Because the ongoing Section 301 investigations are expected to take four to five months, Seoul expects Washington will seek to restore tariff rates before the Section 122 tariff expires in mid-July.

“The best way to stabilize the situation is to keep the promise we made in the trade agreement,” Yeo said, emphasizing the significance of a special law legitimizing Korea’s $350 billion investment in the U.S., which was approved Thursday by the National Assembly. In January, Trump threatened 25 percent tariffs on Korean goods, citing perceived delays in Korean investments in U.S. industries.

Highlighting that the U.S. investigations target overcapacity and excess production in manufacturing sectors, the trade minister also dismissed any connection with Seoul’s probe into Coupang over multiple issues, including a massive data breach last November that affected more than 33 million users.

Earlier this week, Coupang's board members and investors withdrew their Section 301 petition against the Korean government, citing Washington’s plan to advance broader Section 301 actions.

In its Federal Register notice, the USTR pointed to Korea’s persistent trade surplus with the U.S., calling it evidence of structural overcapacity and excess production.

"Korea maintains a global goods trade surplus, led by exports in sectors such as electronic equipment, automobiles and auto parts, machinery, steel, and ships and marine vessels," it read. "The Korean government has acknowledged the need to cut capacity in the petrochemicals sector."
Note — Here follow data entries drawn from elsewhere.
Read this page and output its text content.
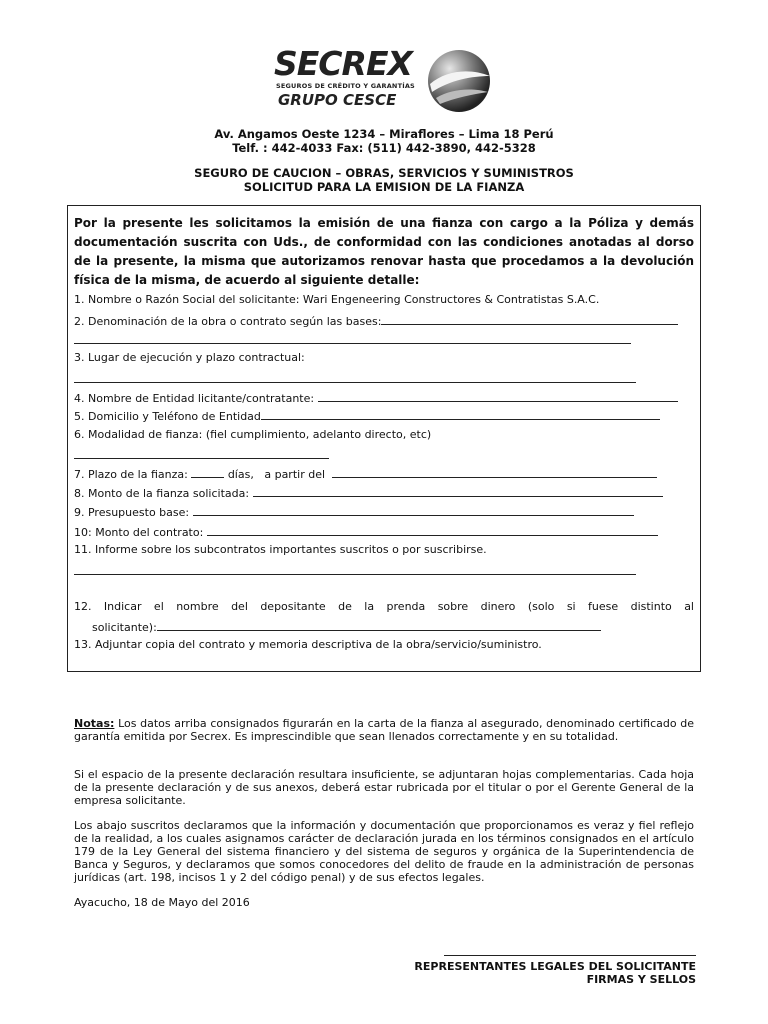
SECREX
SEGUROS DE CRÉDITO Y GARANTÍAS
GRUPO CESCE
Av. Angamos Oeste 1234 – Miraflores – Lima 18 Perú
Telf. : 442-4033 Fax: (511) 442-3890, 442-5328
SEGURO DE CAUCION – OBRAS, SERVICIOS Y SUMINISTROS
SOLICITUD PARA LA EMISION DE LA FIANZA
Por la presente les solicitamos la emisión de una fianza con cargo a la Póliza y demás documentación suscrita con Uds., de conformidad con las condiciones anotadas al dorso de la presente, la misma que autorizamos renovar hasta que procedamos a la devolución física de la misma, de acuerdo al siguiente detalle:
1. Nombre o Razón Social del solicitante: Wari Engeneering Constructores & Contratistas S.A.C.
2. Denominación de la obra o contrato según las bases:
3. Lugar de ejecución y plazo contractual:
4. Nombre de Entidad licitante/contratante:
5. Domicilio y Teléfono de Entidad
6. Modalidad de fianza: (fiel cumplimiento, adelanto directo, etc)
7. Plazo de la fianza:	días, a partir del
8. Monto de la fianza solicitada:
9. Presupuesto base:
10: Monto del contrato:
11. Informe sobre los subcontratos importantes suscritos o por suscribirse.
12. Indicar el nombre del depositante de la prenda sobre dinero (solo si fuese distinto al
solicitante):
13. Adjuntar copia del contrato y memoria descriptiva de la obra/servicio/suministro.
Notas: Los datos arriba consignados figurarán en la carta de la fianza al asegurado, denominado certificado de garantía emitida por Secrex. Es imprescindible que sean llenados correctamente y en su totalidad.
Si el espacio de la presente declaración resultara insuficiente, se adjuntaran hojas complementarias. Cada hoja de la presente declaración y de sus anexos, deberá estar rubricada por el titular o por el Gerente General de la empresa solicitante.
Los abajo suscritos declaramos que la información y documentación que proporcionamos es veraz y fiel reflejo de la realidad, a los cuales asignamos carácter de declaración jurada en los términos consignados en el artículo 179 de la Ley General del sistema financiero y del sistema de seguros y orgánica de la Superintendencia de Banca y Seguros, y declaramos que somos conocedores del delito de fraude en la administración de personas jurídicas (art. 198, incisos 1 y 2 del código penal) y de sus efectos legales.
Ayacucho, 18 de Mayo del 2016
REPRESENTANTES LEGALES DEL SOLICITANTE
FIRMAS Y SELLOS
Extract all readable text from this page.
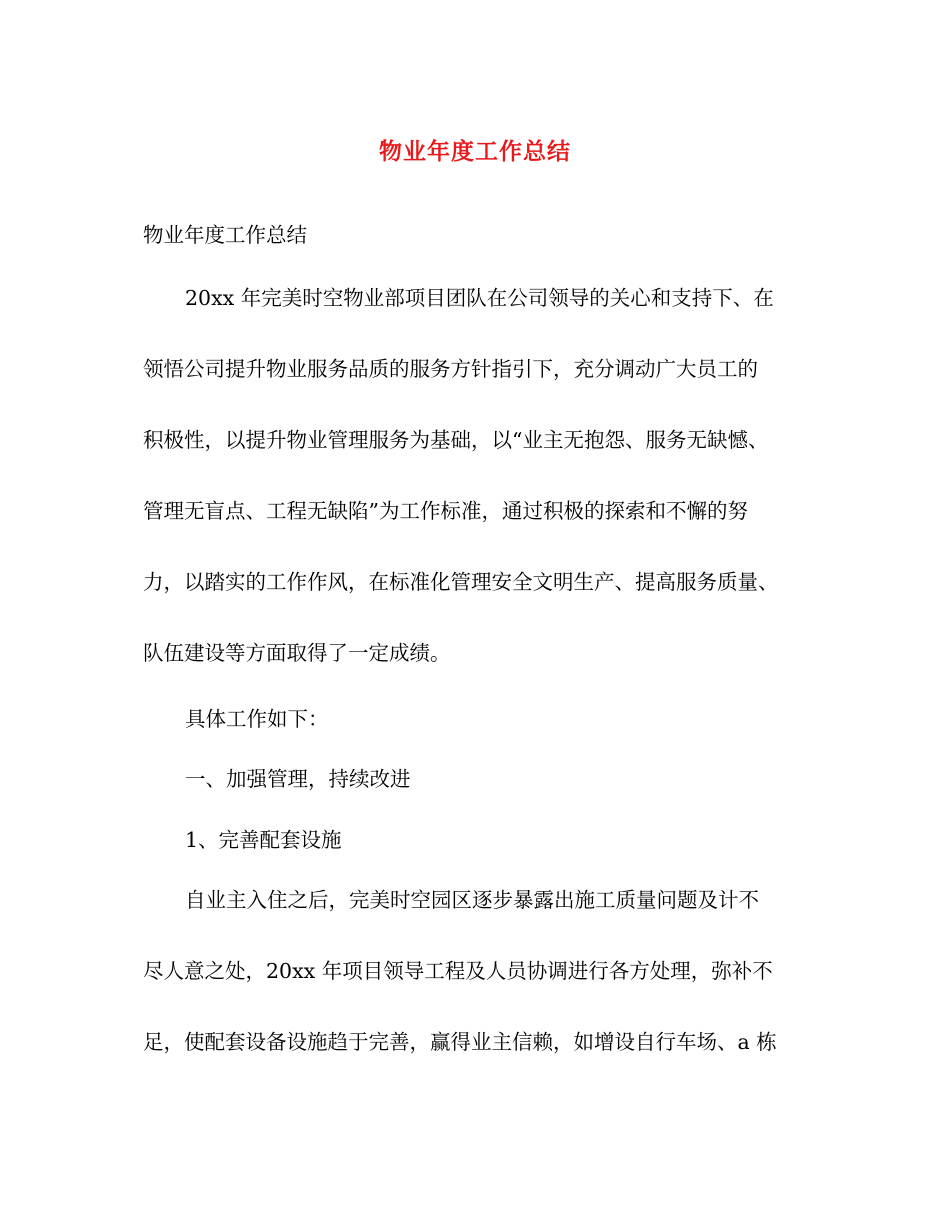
物业年度工作总结
物业年度工作总结
20xx 年完美时空物业部项目团队在公司领导的关心和支持下、在
领悟公司提升物业服务品质的服务方针指引下，充分调动广大员工的
积极性，以提升物业管理服务为基础，以“业主无抱怨、服务无缺憾、
管理无盲点、工程无缺陷”为工作标准，通过积极的探索和不懈的努
力，以踏实的工作作风，在标准化管理安全文明生产、提高服务质量、
队伍建设等方面取得了一定成绩。
具体工作如下：
一、加强管理，持续改进
1、完善配套设施
自业主入住之后，完美时空园区逐步暴露出施工质量问题及计不
尽人意之处，20xx 年项目领导工程及人员协调进行各方处理，弥补不
足，使配套设备设施趋于完善，赢得业主信赖，如增设自行车场、a 栋
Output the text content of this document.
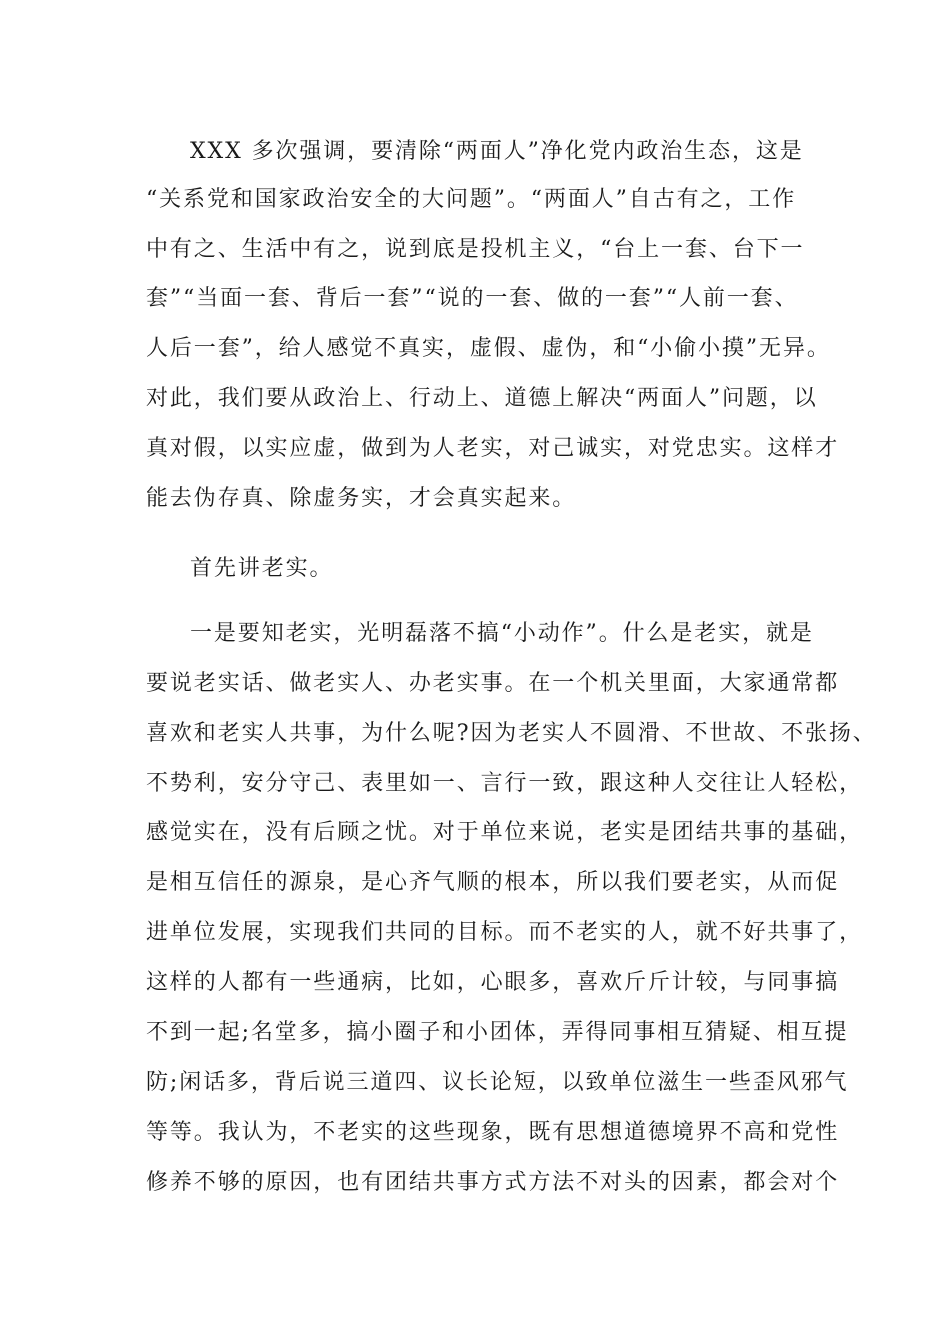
XXX 多次强调，要清除“两面人”净化党内政治生态，这是
“关系党和国家政治安全的大问题”。“两面人”自古有之，工作
中有之、生活中有之，说到底是投机主义，“台上一套、台下一
套”“当面一套、背后一套”“说的一套、做的一套”“人前一套、
人后一套”，给人感觉不真实，虚假、虚伪，和“小偷小摸”无异。
对此，我们要从政治上、行动上、道德上解决“两面人”问题，以
真对假，以实应虚，做到为人老实，对己诚实，对党忠实。这样才
能去伪存真、除虚务实，才会真实起来。
首先讲老实。
一是要知老实，光明磊落不搞“小动作”。什么是老实，就是
要说老实话、做老实人、办老实事。在一个机关里面，大家通常都
喜欢和老实人共事，为什么呢?因为老实人不圆滑、不世故、不张扬、
不势利，安分守己、表里如一、言行一致，跟这种人交往让人轻松，
感觉实在，没有后顾之忧。对于单位来说，老实是团结共事的基础，
是相互信任的源泉，是心齐气顺的根本，所以我们要老实，从而促
进单位发展，实现我们共同的目标。而不老实的人，就不好共事了，
这样的人都有一些通病，比如，心眼多，喜欢斤斤计较，与同事搞
不到一起;名堂多，搞小圈子和小团体，弄得同事相互猜疑、相互提
防;闲话多，背后说三道四、议长论短，以致单位滋生一些歪风邪气
等等。我认为，不老实的这些现象，既有思想道德境界不高和党性
修养不够的原因，也有团结共事方式方法不对头的因素，都会对个
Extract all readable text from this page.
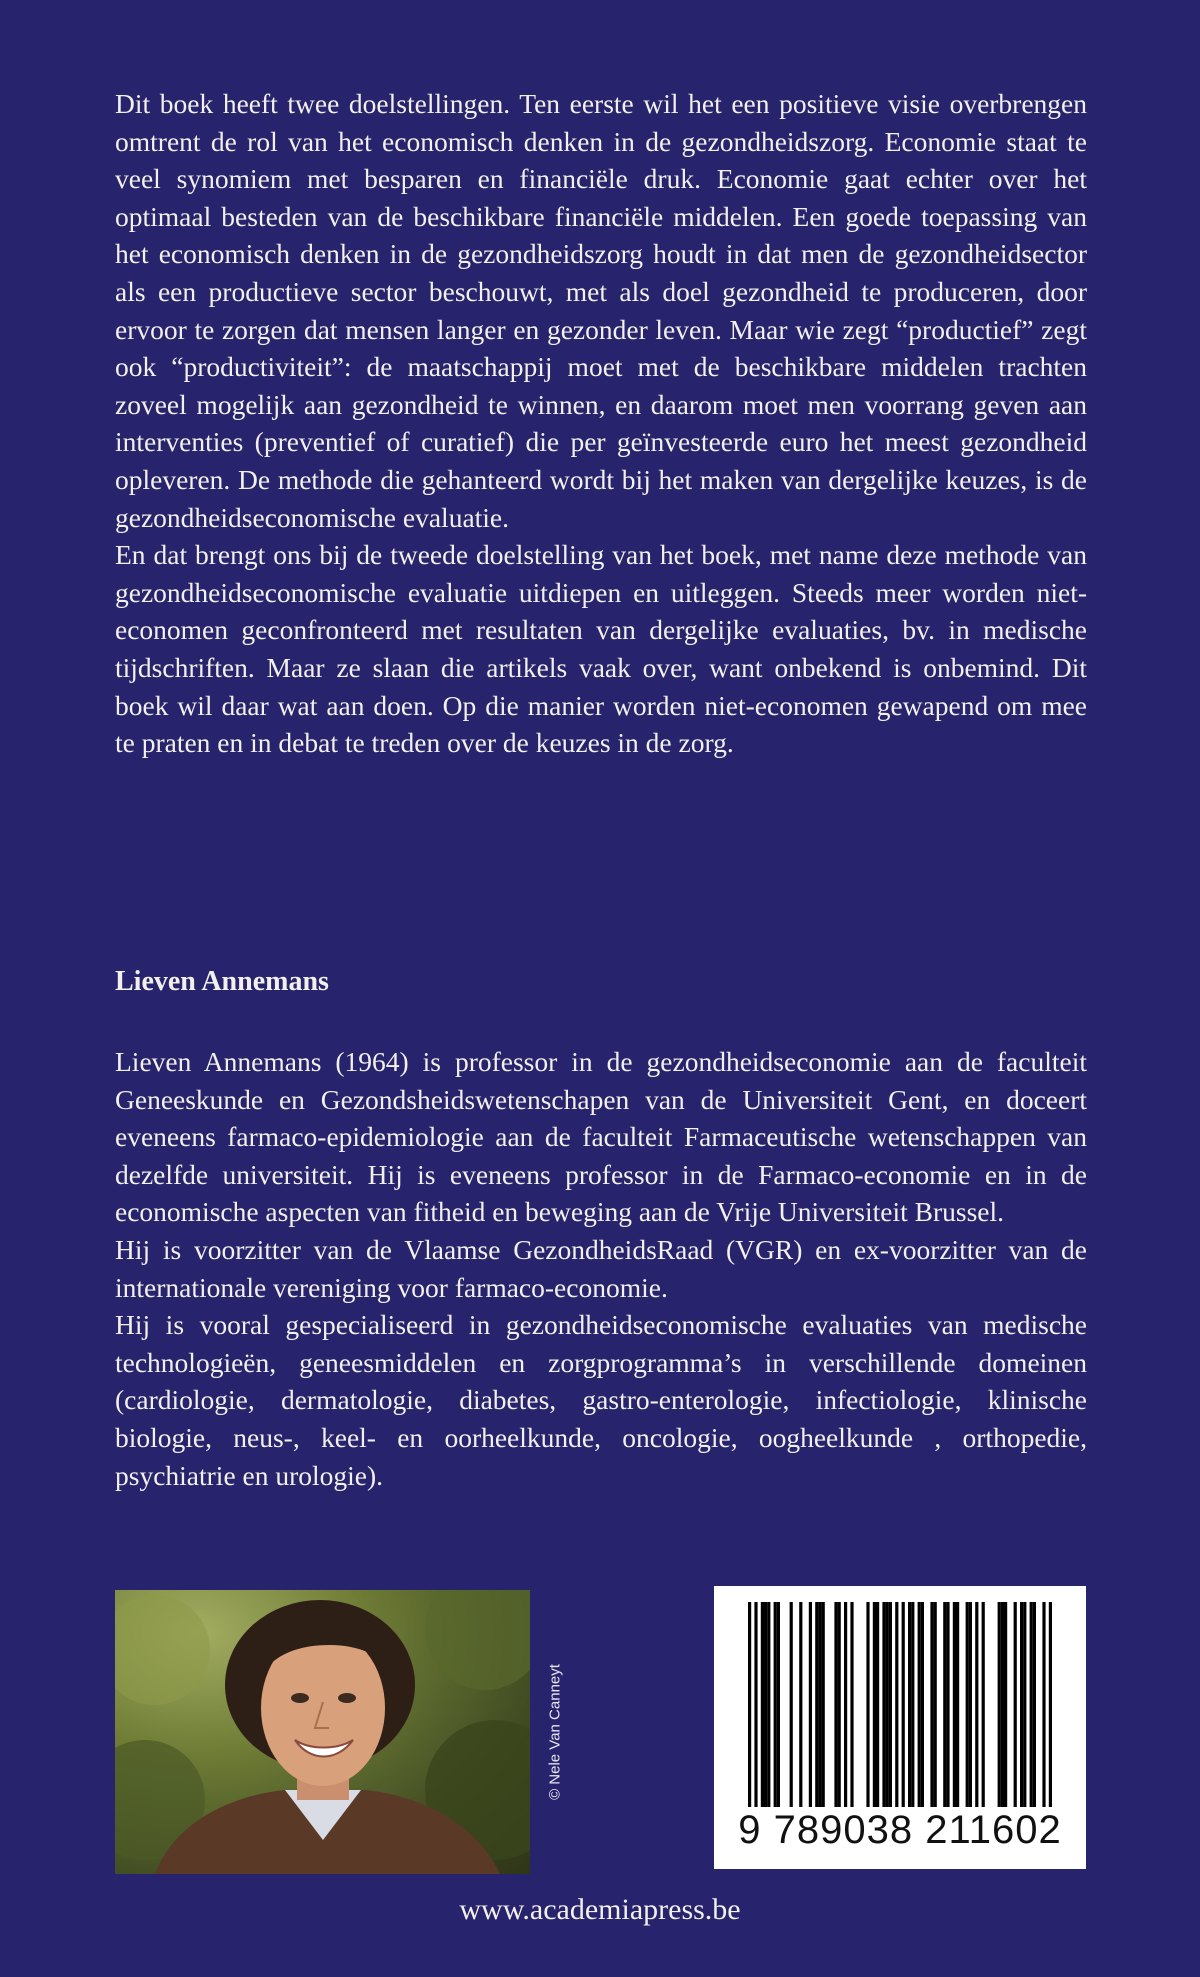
Dit boek heeft twee doelstellingen. Ten eerste wil het een positieve visie overbrengen omtrent de rol van het economisch denken in de gezondheidszorg. Economie staat te veel synomiem met besparen en financiële druk. Economie gaat echter over het optimaal besteden van de beschikbare financiële middelen. Een goede toepassing van het economisch denken in de gezondheidszorg houdt in dat men de gezondheidsector als een productieve sector beschouwt, met als doel gezondheid te produceren, door ervoor te zorgen dat mensen langer en gezonder leven. Maar wie zegt “productief” zegt ook “productiviteit”: de maatschappij moet met de beschikbare middelen trachten zoveel mogelijk aan gezondheid te winnen, en daarom moet men voorrang geven aan interventies (preventief of curatief) die per geïnvesteerde euro het meest gezondheid opleveren. De methode die gehanteerd wordt bij het maken van dergelijke keuzes, is de gezondheidseconomische evaluatie.

En dat brengt ons bij de tweede doelstelling van het boek, met name deze methode van gezondheidseconomische evaluatie uitdiepen en uitleggen. Steeds meer worden niet-economen geconfronteerd met resultaten van dergelijke evaluaties, bv. in medische tijdschriften. Maar ze slaan die artikels vaak over, want onbekend is onbemind. Dit boek wil daar wat aan doen. Op die manier worden niet-economen gewapend om mee te praten en in debat te treden over de keuzes in de zorg.

Lieven Annemans

Lieven Annemans (1964) is professor in de gezondheidseconomie aan de faculteit Geneeskunde en Gezondsheidswetenschapen van de Universiteit Gent, en doceert eveneens farmaco-epidemiologie aan de faculteit Farmaceutische wetenschappen van dezelfde universiteit. Hij is eveneens professor in de Farmaco-economie en in de economische aspecten van fitheid en beweging aan de Vrije Universiteit Brussel.

Hij is voorzitter van de Vlaamse GezondheidsRaad (VGR) en ex-voorzitter van de internationale vereniging voor farmaco-economie.

Hij is vooral gespecialiseerd in gezondheidseconomische evaluaties van medische technologieën, geneesmiddelen en zorgprogramma’s in verschillende domeinen (cardiologie, dermatologie, diabetes, gastro-enterologie, infectiologie, klinische biologie, neus-, keel- en oorheelkunde, oncologie, oogheelkunde , orthopedie, psychiatrie en urologie).

© Nele Van Canneyt
9 789038 211602
www.academiapress.be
Greer, however, warned of possible additional Section 301 probes related to digital service taxes, revealing plans to launch separate investigations into 60 countries over goods produced with forced labor.

Later on Thursday, Korea's Ministry of Foreign Affairs said the U.S. side took issue with the Coupang probe, when Michael DeSombre, the U.S. assistant secretary of state for East Asian and Pacific affairs, met in Seoul with Chung Eui-hae, deputy foreign minister for political affairs.

Yeo said, “We told the USTR that it is unreasonable to launch Section 301 investigations into the ongoing probe into Coupang, explaining that its data leak affected nearly 80 percent of the Korean population and that the Korean government’s investigations are being conducted in accordance with law and order.”

The foreign ministry said it agreed with the U.S. side to prevent the Coupang probe from causing disruptions to fulfilling the Korea-U.S. investment agreement.